O fato é que com a Chacina da Lapa encerraram-se os debates sobre o Araguaia, e a direção que assumiu o partido a partir daí passou a rever totalmente sua orientação.

Balanço crítico ou Operação Capitulação

De fins dos anos 70 até hoje, de maneira progressiva, a orientação político-ideológica do PCdoB veio se alterando, num ciclo de renegações de posturas assumidas, que mudaram profundamente seu caráter. Os parâmetros teóricos e políticos que guiaram suas atividades desde 1962, e especialmente a partir de 1966 — data de sua VI Conferência, que lançou as bases para o Araguaia — foram sendo negados, em incompreensíveis processos de mudanças, sem qualquer caráter autocrítico. O que deixa evidente que estas mudanças não se tratavam de balanço autocrítico é o simples fato de que, na época, a posição oficial fixada foi o documento Grande acontecimento na vida do país e do PcdoB, alvo de divergências no Comitê Central. Ela nunca seria revista e é apresentada como justa. E a brusca mudança de linha implementada pela nova direção, simplesmente é justificada como uma questão de mudança da realidade do país. No entanto, esse movimento foi sendo feito ao estilo revisionista, de forma gradual e transitória, claramente para não gerar descontentamentos com as bases que continuaram seguindo a nova direção de João Amazonas. No primeiro Congresso realizado após estes acontecimentos — denominado VI Congresso, 1982 — é mantida, aparentemente, a defesa da luta armada, porém não mais como guerra popular, conforme texto Apreciações críticas sobre a violência revolucionária, do PCdoB.

Documentos como Guerra Popular: caminho da luta armada no Brasil, de 1969, e outros, foram lançados em desgraça e o balanço da experiência ficou restrito ao documento aprovado pela Comissão Executiva e publicado no órgão A Classe Operária, em 1975. Com estes fatos, a nova direção deu por encerradas as discussões, provocando cisões.

Já o documento de Pedro Pomar, que divergia em profundidade do balanço tornado oficial e que reclamava levar a fundo a avaliação crítica e autocrítica, foi desprezado e só teve divulgação anos depois, aparecendo no livro Araguaia: O partido e a guerrilha, de Vladimir Pomar, filho de Pedro e também membro do Comitê Central na reunião da Lapa.

Entrevista reveladora

As palavras proferidas por João Amazonas em entrevista ao Jornal do Brasil de novembro de 2002, ao falar sobre o Araguaia, ilustram bem a conversão da ideologia e linha política sofrida pelo partido, caracterizando-se, na verdade, ser o atual PCdoB um outro e completamente diverso agrupamento político.

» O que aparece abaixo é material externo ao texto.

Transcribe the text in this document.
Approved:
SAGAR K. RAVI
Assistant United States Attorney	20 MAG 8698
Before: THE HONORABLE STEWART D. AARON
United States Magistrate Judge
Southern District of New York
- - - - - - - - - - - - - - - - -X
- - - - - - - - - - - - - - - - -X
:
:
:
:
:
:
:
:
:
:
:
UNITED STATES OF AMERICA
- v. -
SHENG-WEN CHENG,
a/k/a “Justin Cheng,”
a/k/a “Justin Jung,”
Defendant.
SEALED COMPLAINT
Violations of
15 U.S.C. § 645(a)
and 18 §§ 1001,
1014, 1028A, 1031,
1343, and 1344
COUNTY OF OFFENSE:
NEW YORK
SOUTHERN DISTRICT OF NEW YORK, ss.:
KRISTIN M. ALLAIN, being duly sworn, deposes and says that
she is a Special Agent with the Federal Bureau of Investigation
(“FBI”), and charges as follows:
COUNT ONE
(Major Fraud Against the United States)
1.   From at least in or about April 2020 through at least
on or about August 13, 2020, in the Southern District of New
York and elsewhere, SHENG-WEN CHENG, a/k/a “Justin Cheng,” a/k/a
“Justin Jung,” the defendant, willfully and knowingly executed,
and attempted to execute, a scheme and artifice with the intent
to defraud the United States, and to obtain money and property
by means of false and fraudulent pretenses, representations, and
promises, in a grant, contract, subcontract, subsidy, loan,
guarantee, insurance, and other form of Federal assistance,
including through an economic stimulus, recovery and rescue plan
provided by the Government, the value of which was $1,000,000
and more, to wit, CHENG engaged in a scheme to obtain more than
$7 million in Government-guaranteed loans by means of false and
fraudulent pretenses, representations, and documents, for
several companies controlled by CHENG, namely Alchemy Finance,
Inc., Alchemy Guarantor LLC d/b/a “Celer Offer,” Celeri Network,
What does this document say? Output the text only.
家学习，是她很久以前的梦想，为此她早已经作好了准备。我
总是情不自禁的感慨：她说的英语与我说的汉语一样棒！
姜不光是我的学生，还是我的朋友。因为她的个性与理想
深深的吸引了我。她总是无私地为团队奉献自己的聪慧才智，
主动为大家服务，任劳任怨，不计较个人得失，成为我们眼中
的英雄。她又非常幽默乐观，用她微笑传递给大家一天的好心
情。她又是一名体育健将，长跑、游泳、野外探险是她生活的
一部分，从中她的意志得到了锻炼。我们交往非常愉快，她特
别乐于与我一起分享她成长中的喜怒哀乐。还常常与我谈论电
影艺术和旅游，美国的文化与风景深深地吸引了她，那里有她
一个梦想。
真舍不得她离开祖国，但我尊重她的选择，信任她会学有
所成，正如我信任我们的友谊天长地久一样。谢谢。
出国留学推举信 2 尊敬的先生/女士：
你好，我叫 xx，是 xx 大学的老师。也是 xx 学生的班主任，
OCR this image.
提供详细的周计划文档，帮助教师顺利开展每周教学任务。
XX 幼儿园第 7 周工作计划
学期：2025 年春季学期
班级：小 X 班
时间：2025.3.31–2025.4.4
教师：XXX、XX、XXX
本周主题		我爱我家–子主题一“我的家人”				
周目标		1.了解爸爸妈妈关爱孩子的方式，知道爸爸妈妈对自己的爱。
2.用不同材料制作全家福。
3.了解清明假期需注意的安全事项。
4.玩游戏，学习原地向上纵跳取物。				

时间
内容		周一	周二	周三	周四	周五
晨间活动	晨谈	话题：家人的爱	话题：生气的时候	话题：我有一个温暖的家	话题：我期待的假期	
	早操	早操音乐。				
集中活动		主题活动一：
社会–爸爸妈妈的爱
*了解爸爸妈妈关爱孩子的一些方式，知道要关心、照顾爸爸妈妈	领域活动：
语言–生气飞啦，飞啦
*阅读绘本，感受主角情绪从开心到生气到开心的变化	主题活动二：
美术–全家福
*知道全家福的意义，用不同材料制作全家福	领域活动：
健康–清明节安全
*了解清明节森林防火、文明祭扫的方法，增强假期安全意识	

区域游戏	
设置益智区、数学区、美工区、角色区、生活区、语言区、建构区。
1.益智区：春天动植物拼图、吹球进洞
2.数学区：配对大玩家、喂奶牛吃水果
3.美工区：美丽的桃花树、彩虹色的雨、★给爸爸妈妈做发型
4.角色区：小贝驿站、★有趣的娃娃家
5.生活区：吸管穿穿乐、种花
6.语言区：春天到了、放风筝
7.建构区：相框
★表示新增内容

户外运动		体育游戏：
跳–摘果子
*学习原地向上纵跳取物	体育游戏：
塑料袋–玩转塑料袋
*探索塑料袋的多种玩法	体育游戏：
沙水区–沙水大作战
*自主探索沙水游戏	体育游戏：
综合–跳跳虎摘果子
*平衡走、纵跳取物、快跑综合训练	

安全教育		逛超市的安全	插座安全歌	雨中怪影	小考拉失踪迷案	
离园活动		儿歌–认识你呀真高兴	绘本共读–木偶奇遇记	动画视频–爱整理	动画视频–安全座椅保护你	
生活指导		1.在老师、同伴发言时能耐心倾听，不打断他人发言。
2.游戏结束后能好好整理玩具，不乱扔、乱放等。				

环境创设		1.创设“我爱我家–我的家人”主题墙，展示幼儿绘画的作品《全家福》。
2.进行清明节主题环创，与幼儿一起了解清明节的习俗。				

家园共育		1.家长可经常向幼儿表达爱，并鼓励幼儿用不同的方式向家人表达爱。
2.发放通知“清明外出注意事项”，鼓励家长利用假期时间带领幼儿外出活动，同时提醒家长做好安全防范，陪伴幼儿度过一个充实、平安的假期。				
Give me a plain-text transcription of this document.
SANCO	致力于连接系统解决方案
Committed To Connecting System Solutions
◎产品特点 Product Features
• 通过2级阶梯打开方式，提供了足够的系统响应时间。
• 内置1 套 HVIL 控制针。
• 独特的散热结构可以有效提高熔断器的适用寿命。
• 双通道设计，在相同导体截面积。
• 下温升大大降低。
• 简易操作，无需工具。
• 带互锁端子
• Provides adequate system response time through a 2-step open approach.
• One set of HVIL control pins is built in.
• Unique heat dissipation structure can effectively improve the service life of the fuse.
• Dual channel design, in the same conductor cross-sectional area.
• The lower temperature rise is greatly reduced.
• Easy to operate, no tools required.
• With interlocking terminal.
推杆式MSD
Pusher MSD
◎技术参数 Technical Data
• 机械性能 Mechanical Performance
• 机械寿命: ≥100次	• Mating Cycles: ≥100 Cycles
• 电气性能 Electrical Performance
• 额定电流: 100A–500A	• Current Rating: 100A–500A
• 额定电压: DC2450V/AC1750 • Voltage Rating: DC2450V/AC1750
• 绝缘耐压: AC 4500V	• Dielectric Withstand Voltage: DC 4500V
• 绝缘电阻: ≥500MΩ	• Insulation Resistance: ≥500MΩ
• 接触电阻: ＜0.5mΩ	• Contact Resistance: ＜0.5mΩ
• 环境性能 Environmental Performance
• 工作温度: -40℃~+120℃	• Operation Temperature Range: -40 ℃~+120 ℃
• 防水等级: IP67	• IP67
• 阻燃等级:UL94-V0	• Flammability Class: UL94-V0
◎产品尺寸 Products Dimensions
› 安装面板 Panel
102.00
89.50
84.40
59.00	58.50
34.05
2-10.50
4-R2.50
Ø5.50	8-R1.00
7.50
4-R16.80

Nelas estão declarações — não desmentidas ou negadas — terríveis. Indagado sobre os objetivos da guerrilha, ele nega enfaticamente que o PCdoB lutasse pelo poder, afirmando que se combatia apenas pela democracia que os militares haviam suprimido no país. Questionado sobre o aprendizado da luta armada, Amazonas responde simplesmente: "a direção do partido se inspirou em alguns livros sobre a luta armada; de algum modo tivemos de improvisar…", quando é sabido que o partido havia elaborado um documento sobre a guerra popular inspirado no que se denominava à época Pensamento Mao Tsetung.

Ao falar dos mortos e desaparecidos, Amazonas afirma categoricamente que não existe mais nada a fazer, e que se deve crer na versão do Coronel aviador Pedro C. Cabral, participante da repressão à guerrilha e autor do livro Xambioá, no qual afirma que os corpos dos guerrilheiros foram incinerados na Serra das Andorinhas-PA. Ele avalisa essa versão militar com argumento que poderia ser visto, no mínimo, como ingênuo, se não fosse tão grave o assunto e ele, pessoa tão vivida. "Não duvido do Pedro porque ele é evangélico e por isso não pode mentir", diz. Acontece que Xambioá é considerado, por familiares dos guerrilheiros e militantes revolucionários, uma versão destinada a difamar os guerrilheiros e a lançar pistas falsas na investigação sobre os acontecimentos — um trabalho de contra-informação. Na verdade, essa versão é das Forças Armadas, interessada no fim das buscas na região.